These days, as wars are fought, we often see, hear, and read the stories written by embedded reporters. It seems almost commonplace, and yet in reality, whenever these reporters go into a war zone, they are risking almost as much as the soldiers. Of course, the reporters don’t go out to attack the enemy, but because of where they are, and who they are with, they make themselves a target to the enemy too. Even as far back as the World Wars, embedded reporters seemed like a common phenomenon, but who would have thought of an embedded reporter as far back as the Indian wars? I certainly didn’t. Nevertheless, journalists were there. One such journalist, who became famous, mostly because he was killed, was Marcus Kellogg, who was traveling with Custer’s 7th Cavalry. Kellogg was a native of Ontario, Canada before immigrating to New York with his family in 1835. As a young man he mastered the art of the telegraph and went to work for the Pacific Telegraphy Company in Wisconsin. During the Civil War, he felt led toward a different calling. He left his career in telegraphy, and became a journalist. Then in 1873, he again felt the calling to change his life, when he decided to move west to the frontier town of Bismarck in Dakota Territory and became the assistant editor of the Bismarck Tribune.
Then, while returning from a trip to the East, Kellogg happened to be on the same train as George Custer and his wife, Elizabeth. Custer was on his way to Fort Abraham Lincoln, near Bismarck, where he was going to lead the 7th Cavalry in a planned assault on several bands of Indians who had refused to be confined to reservations. There journey was delayed by an unusually heavy winter storm. The train became snowbound. Being the expert that he was, Kellogg improvised a crude telegraph key, connected it to the wires running alongside the track, and sent a message ahead to the fort asking for help. Custer’s brother, Tom, arrived soon after with a sleigh to rescue them. Custer had enjoyed being made famous by the nation’s newspapers during the Civil War, and now, as he prepared for what he hoped would be his greatest victory ever, Custer wanted to make sure his glorious deeds would be adequately covered in the press. Initially, Custer had planned to take his old friend Clement Lounsberry, who was Kellogg’s employer at the Tribune, with him into the field with the 7th Cavalry, but after meeting Kellogg, he chose him to go instead, mostly because Custer had been impressed by his resourcefulness with a telegraph key.
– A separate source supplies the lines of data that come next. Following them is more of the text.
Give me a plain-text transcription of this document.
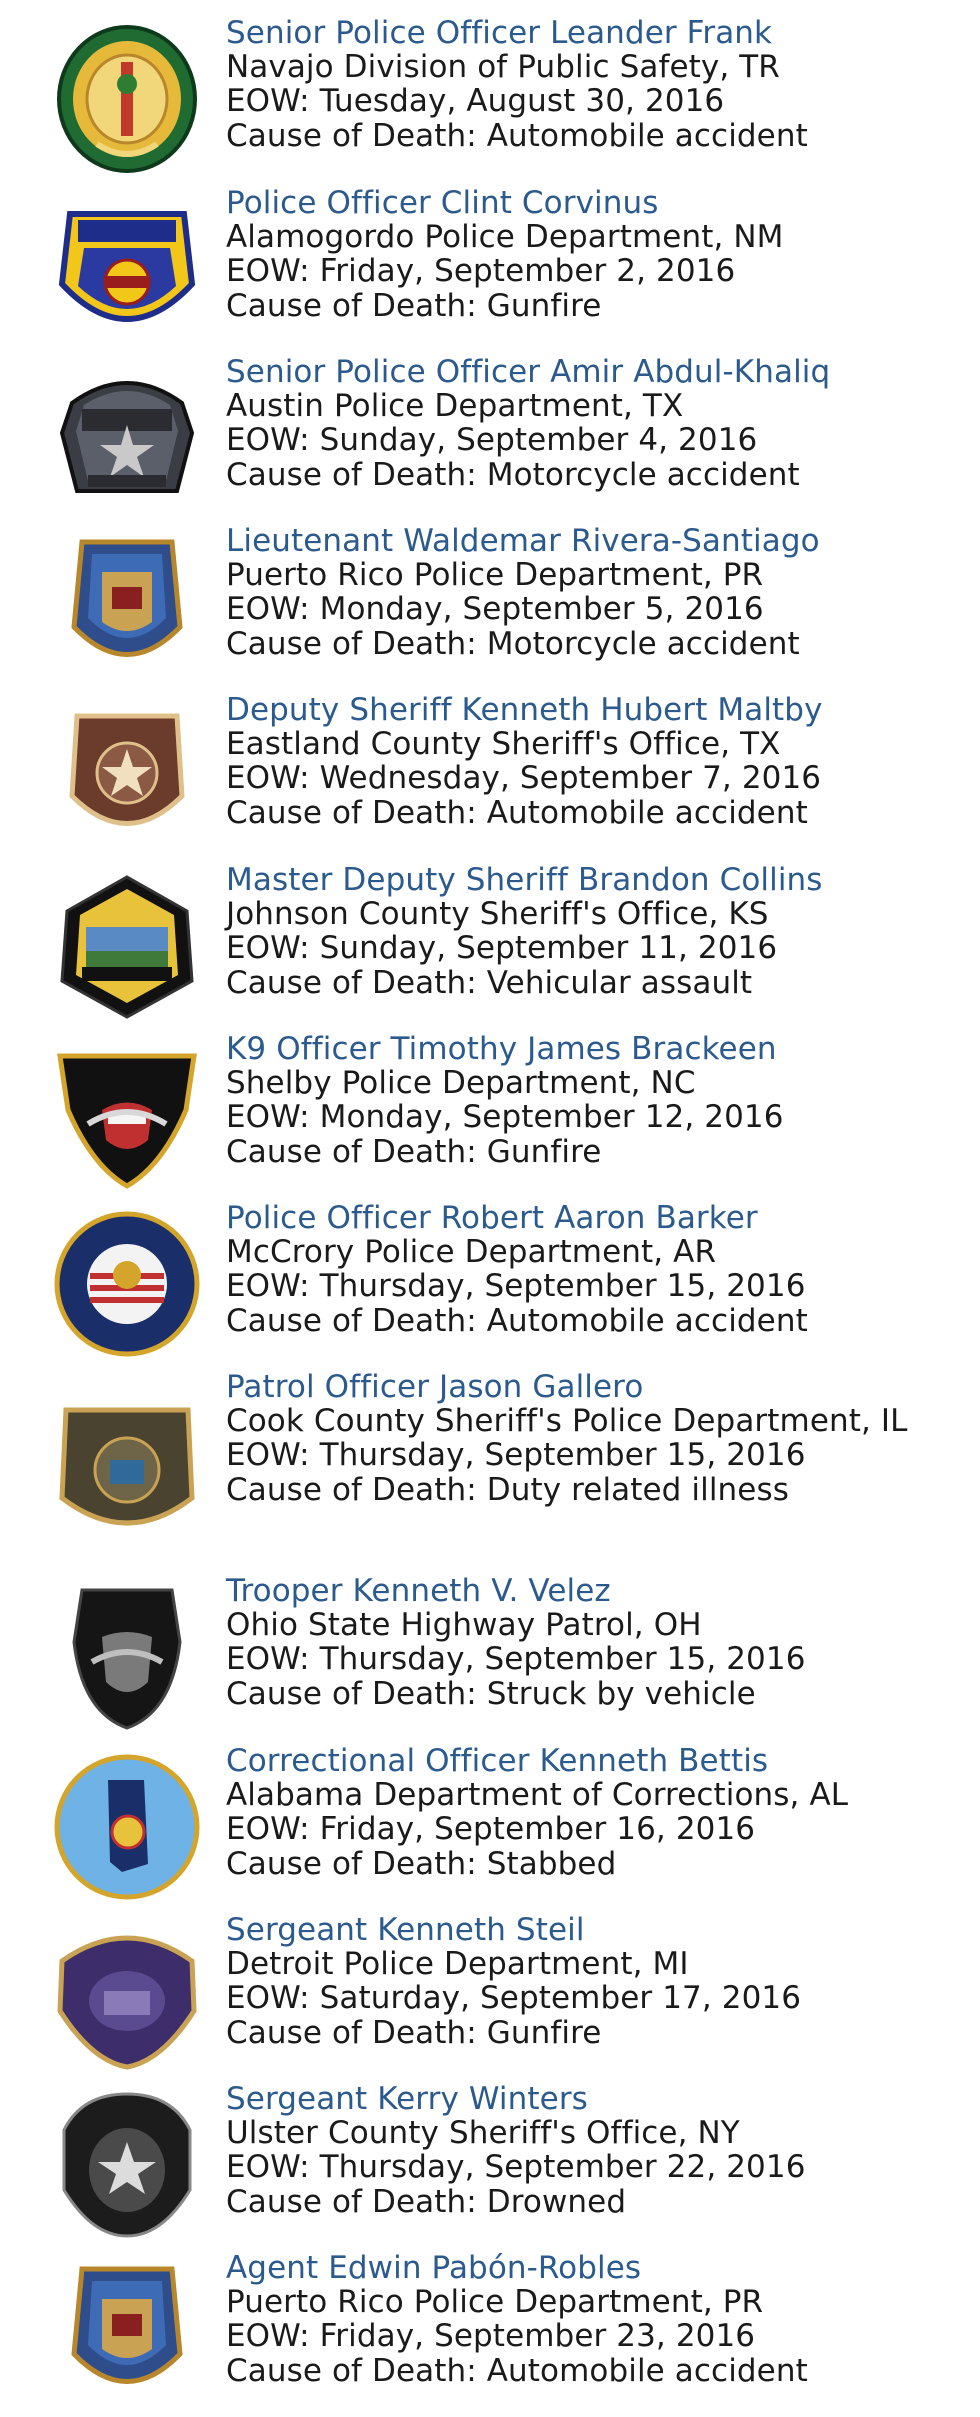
Senior Police Officer Leander Frank
Navajo Division of Public Safety, TR
EOW: Tuesday, August 30, 2016
Cause of Death: Automobile accident
Police Officer Clint Corvinus
Alamogordo Police Department, NM
EOW: Friday, September 2, 2016
Cause of Death: Gunfire
Senior Police Officer Amir Abdul-Khaliq
Austin Police Department, TX
EOW: Sunday, September 4, 2016
Cause of Death: Motorcycle accident
Lieutenant Waldemar Rivera-Santiago
Puerto Rico Police Department, PR
EOW: Monday, September 5, 2016
Cause of Death: Motorcycle accident
Deputy Sheriff Kenneth Hubert Maltby
Eastland County Sheriff's Office, TX
EOW: Wednesday, September 7, 2016
Cause of Death: Automobile accident
Master Deputy Sheriff Brandon Collins
Johnson County Sheriff's Office, KS
EOW: Sunday, September 11, 2016
Cause of Death: Vehicular assault
K9 Officer Timothy James Brackeen
Shelby Police Department, NC
EOW: Monday, September 12, 2016
Cause of Death: Gunfire
Police Officer Robert Aaron Barker
McCrory Police Department, AR
EOW: Thursday, September 15, 2016
Cause of Death: Automobile accident
Patrol Officer Jason Gallero
Cook County Sheriff's Police Department, IL
EOW: Thursday, September 15, 2016
Cause of Death: Duty related illness
Trooper Kenneth V. Velez
Ohio State Highway Patrol, OH
EOW: Thursday, September 15, 2016
Cause of Death: Struck by vehicle
Correctional Officer Kenneth Bettis
Alabama Department of Corrections, AL
EOW: Friday, September 16, 2016
Cause of Death: Stabbed
Sergeant Kenneth Steil
Detroit Police Department, MI
EOW: Saturday, September 17, 2016
Cause of Death: Gunfire
Sergeant Kerry Winters
Ulster County Sheriff's Office, NY
EOW: Thursday, September 22, 2016
Cause of Death: Drowned
Agent Edwin Pabón-Robles
Puerto Rico Police Department, PR
EOW: Friday, September 23, 2016
Cause of Death: Automobile accident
That one chance event in the winter of 1876, took Kellogg in an unexpected direction…toward the Little Big Horn. When Custer led his soldiers out of Fort Abraham Lincoln and headed west for Montana on May 31, Kellogg rode with him. During the next few weeks, Kellogg filed three dispatches from the field to the Bismarck Tribune, which in turn passed the stories on to the New York Herald. Wanting to make sure the word got out, Custer also sent three anonymous reports on his progress to the Herald. Kellogg’s first dispatches, dated May 31 and June 12, recorded the progress of the expedition westward. His final report, dated June 21, came from the army’s camp along the Rosebud River in southern Montana, not far from the Little Big Horn River. “We leave the Rosebud tomorrow,” Kellogg wrote, “and by the time this reaches you we will have met and fought the red devils, with what result remains to be seen.” The results, of course, were disastrous. Four days later, Sioux and Cheyenne warriors wiped out Custer and his men along the Little Big Horn River. Kellogg was the only journalist to witness the final moments of Custer’s 7th Cavalry. Had he been able to file a story he would have become a national celebrity, but Kellogg did not live to tell the tale, he died alongside Custer’s soldiers.
On July 6, the Bismarck Tribune printed a special extra edition with a top headline reading: “Massacred: Gen. Custer and 261 Men the Victims.” Further down in the column, in substantially smaller type, a sub-headline reported: “The Bismarck Tribune’s Special Correspondent Slain.” The article went on to report, “The body of Kellogg alone remained unstripped of its clothing, and was not mutilated.” The reporter speculated that this might have been a result of the Indian’s “respect for this humble shover of the lead pencil.” I doubt that the Sioux and Cheyenne respected Kellogg for his journalistic abilities, but his death in one of the most notorious events in the nation’s history made him something of an martyr among newspapermen. The New York Herald later erected a monument to Kellogg over the supposed site of his grave on the Little Big Horn battlefield. Being an embedded journalist might be exciting, but it’s quite risky too.